The same was true with political leaders such as Confederate President Jefferson Davis. “Davis was the equivalent of a leading national security expert–he was a combat hero of the Mexican War, a former US Secretary of War and a US Senator,” Woodward noted. “By contrast, Abraham Lincoln had minimal military experience or knowledge and his one congressional term was most notable for his outspoken opposition to the Mexican War.”

“With one-quarter of the District of Columbia’s citizens being pro-Confederacy, and D.C. militias of suspect loyalty, from the Union’s perspective, the nation’s capital was riddled with spies,” Woodward said.

Because much of the Civil War was fought on Southern soil, Confederate forces had support from the local populace, which provided intelligence information about Union forces and activities, Woodward said.

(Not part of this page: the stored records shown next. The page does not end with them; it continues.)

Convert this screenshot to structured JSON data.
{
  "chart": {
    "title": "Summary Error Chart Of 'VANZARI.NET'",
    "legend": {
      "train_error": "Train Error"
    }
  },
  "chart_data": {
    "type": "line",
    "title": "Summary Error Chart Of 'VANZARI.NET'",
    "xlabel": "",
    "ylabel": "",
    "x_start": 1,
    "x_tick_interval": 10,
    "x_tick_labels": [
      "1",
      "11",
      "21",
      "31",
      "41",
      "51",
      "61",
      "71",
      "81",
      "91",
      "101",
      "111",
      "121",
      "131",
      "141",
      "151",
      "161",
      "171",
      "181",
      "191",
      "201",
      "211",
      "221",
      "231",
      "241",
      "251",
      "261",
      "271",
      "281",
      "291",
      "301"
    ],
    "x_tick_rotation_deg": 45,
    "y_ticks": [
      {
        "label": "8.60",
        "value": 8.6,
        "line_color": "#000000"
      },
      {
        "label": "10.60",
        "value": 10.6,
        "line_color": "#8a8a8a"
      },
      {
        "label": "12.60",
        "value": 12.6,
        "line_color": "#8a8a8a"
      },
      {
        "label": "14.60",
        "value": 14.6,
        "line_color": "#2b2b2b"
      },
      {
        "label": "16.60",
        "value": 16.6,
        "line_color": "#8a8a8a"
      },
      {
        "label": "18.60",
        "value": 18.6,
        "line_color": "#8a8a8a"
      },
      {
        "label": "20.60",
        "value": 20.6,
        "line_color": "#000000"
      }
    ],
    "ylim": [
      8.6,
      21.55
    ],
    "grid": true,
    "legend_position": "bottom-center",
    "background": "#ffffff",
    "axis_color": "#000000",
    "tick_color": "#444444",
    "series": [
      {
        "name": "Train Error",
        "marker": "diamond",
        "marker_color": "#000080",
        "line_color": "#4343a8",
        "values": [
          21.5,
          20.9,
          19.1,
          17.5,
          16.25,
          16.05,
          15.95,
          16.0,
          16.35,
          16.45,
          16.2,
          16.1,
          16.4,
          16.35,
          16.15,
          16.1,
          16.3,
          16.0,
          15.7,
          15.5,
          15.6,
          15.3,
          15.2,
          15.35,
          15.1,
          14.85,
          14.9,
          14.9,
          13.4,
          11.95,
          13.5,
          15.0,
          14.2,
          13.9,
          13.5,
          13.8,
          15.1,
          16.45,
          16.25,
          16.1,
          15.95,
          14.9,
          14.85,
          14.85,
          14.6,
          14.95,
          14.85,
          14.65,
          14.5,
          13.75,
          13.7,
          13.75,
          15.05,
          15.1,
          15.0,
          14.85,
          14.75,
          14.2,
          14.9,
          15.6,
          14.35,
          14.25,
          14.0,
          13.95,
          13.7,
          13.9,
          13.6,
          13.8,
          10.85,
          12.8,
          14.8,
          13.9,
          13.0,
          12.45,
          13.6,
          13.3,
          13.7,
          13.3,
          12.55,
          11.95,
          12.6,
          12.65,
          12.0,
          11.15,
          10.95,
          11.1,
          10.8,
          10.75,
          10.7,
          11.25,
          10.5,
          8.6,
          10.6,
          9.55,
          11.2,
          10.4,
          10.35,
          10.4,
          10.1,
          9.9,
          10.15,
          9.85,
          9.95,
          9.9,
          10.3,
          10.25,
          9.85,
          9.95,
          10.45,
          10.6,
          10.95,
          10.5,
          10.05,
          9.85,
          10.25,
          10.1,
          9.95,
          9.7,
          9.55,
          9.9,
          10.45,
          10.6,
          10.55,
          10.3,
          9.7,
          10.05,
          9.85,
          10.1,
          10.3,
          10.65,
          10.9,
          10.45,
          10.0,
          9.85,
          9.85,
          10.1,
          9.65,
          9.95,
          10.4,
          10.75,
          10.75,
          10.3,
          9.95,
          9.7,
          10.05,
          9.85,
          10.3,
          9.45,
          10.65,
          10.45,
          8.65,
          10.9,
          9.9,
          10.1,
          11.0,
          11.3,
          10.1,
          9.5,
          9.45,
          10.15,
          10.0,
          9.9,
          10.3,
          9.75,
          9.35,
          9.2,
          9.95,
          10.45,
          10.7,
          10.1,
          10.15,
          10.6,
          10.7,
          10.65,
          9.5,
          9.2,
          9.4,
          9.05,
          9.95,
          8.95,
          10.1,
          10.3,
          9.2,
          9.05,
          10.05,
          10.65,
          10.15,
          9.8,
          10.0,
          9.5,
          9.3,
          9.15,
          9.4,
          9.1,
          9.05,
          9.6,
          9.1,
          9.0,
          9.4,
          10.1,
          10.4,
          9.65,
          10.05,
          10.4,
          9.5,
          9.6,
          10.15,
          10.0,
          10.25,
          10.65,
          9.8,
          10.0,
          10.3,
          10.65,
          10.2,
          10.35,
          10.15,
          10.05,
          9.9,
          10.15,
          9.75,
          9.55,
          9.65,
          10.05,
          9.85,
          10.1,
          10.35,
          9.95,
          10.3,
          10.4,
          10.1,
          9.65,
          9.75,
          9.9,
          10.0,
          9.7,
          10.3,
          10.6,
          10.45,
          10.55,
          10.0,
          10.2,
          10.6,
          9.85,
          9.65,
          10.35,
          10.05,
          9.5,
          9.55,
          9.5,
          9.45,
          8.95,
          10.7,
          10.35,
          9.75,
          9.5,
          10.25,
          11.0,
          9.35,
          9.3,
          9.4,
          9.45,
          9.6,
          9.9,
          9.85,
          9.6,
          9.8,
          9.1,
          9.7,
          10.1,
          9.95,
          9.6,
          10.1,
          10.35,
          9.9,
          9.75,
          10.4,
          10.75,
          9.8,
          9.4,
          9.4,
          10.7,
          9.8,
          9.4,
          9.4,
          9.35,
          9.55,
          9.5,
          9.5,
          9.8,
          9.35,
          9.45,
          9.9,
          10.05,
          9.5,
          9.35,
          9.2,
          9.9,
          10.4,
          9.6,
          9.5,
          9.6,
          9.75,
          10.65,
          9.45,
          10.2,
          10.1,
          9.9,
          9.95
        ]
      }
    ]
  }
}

As the war progressed, Woodward explained, Union intelligence improved via the Bureau of Military Information under Col. George H. Sharpe. “The BMI was a first rate intelligence organization that played a critical role at the Battle of Gettysburg,” he said.

Woodward, who writes extensively on intelligence and national security, stressed that  “Both North and South ran sophisticated intelligence operations and networks which had a profound impact on the Civil War’s outcome.”